Updated on September 8, 2025

The relationship between Bitcoin and the global money supply

The relationship between Bitcoin and the global money supply

Many people believe that bitcoin’s price is mainly driven by the halving or by growing adoption. In reality, there is a more fundamental force at play: the global money supply. The more money circulates in the economy, the stronger the demand for something truly scarce becomes.

The global money supply is simply the amount of money available in the economy. Central banks control it by adjusting interest rates or by creating more money. Since the financial crisis of 2008, this money tap has been opened further and further. The result is that every euro or dollar gradually loses part of its purchasing power.

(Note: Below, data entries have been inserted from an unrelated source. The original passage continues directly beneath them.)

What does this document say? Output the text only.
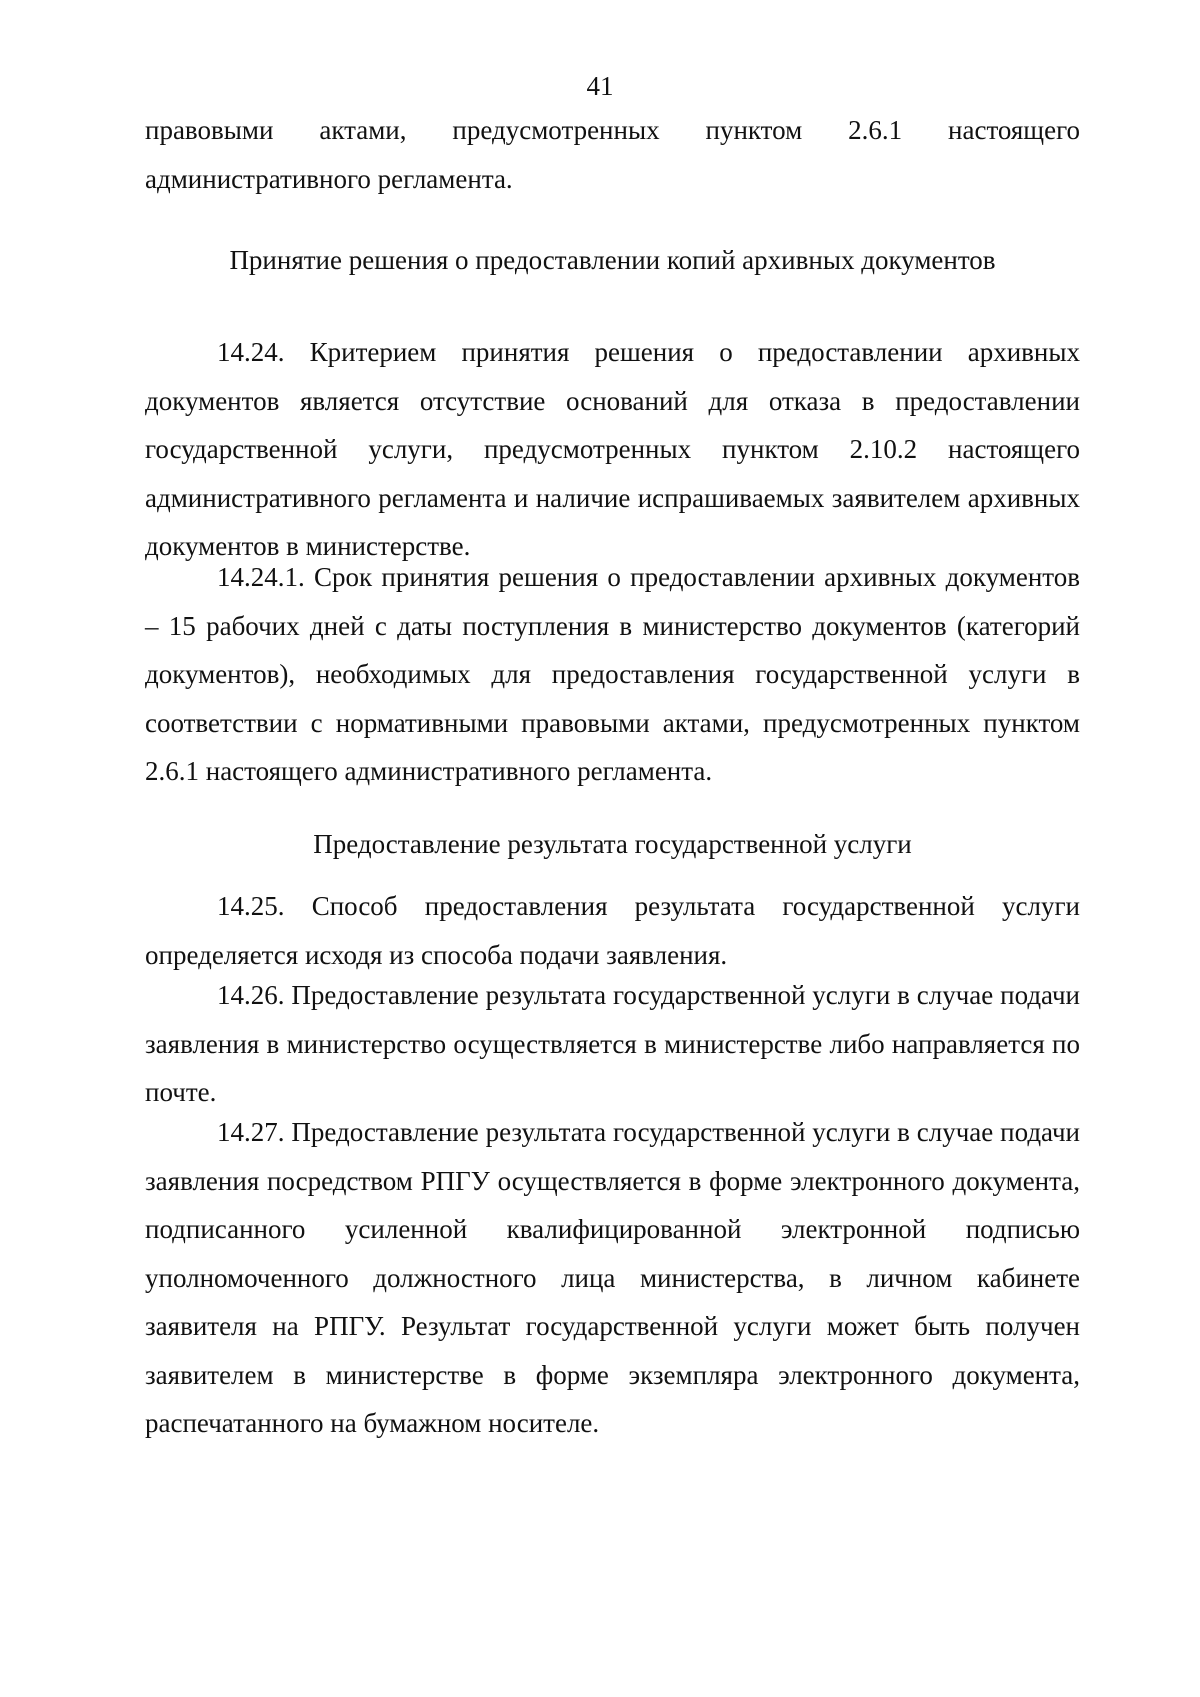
41

правовыми актами, предусмотренных пунктом 2.6.1 настоящего административного регламента.

Принятие решения о предоставлении копий архивных документов

14.24. Критерием принятия решения о предоставлении архивных документов является отсутствие оснований для отказа в предоставлении государственной услуги, предусмотренных пунктом 2.10.2 настоящего административного регламента и наличие испрашиваемых заявителем архивных документов в министерстве.

14.24.1. Срок принятия решения о предоставлении архивных документов – 15 рабочих дней с даты поступления в министерство документов (категорий документов), необходимых для предоставления государственной услуги в соответствии с нормативными правовыми актами, предусмотренных пунктом 2.6.1 настоящего административного регламента.

Предоставление результата государственной услуги

14.25. Способ предоставления результата государственной услуги определяется исходя из способа подачи заявления.

14.26. Предоставление результата государственной услуги в случае подачи заявления в министерство осуществляется в министерстве либо направляется по почте.

14.27. Предоставление результата государственной услуги в случае подачи заявления посредством РПГУ осуществляется в форме электронного документа, подписанного усиленной квалифицированной электронной подписью уполномоченного должностного лица министерства, в личном кабинете заявителя на РПГУ. Результат государственной услуги может быть получен заявителем в министерстве в форме экземпляра электронного документа, распечатанного на бумажном носителе.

Bitcoin works in the opposite way. Where the money supply can grow indefinitely, the maximum number of bitcoins is forever capped at 21 million. That makes bitcoin predictable and scarce. And it is precisely this contrast that explains why bitcoin’s price moves so closely with the money supply. When more money is created, the demand for an alternative that cannot be inflated grows.

The connection is clearly visible in the data. The correlation between the global money supply and bitcoin’s price is around 0.94, an exceptionally high level. You also see that changes in the money supply often show up in bitcoin’s price with a delay of several months.

There is another important point. The global money supply will likely need to keep expanding in the future, simply because heavily indebted countries would otherwise not be able to service the interest on their debt. This makes monetary expansion a given, and it only strengthens bitcoin’s role as a scarce digital alternative.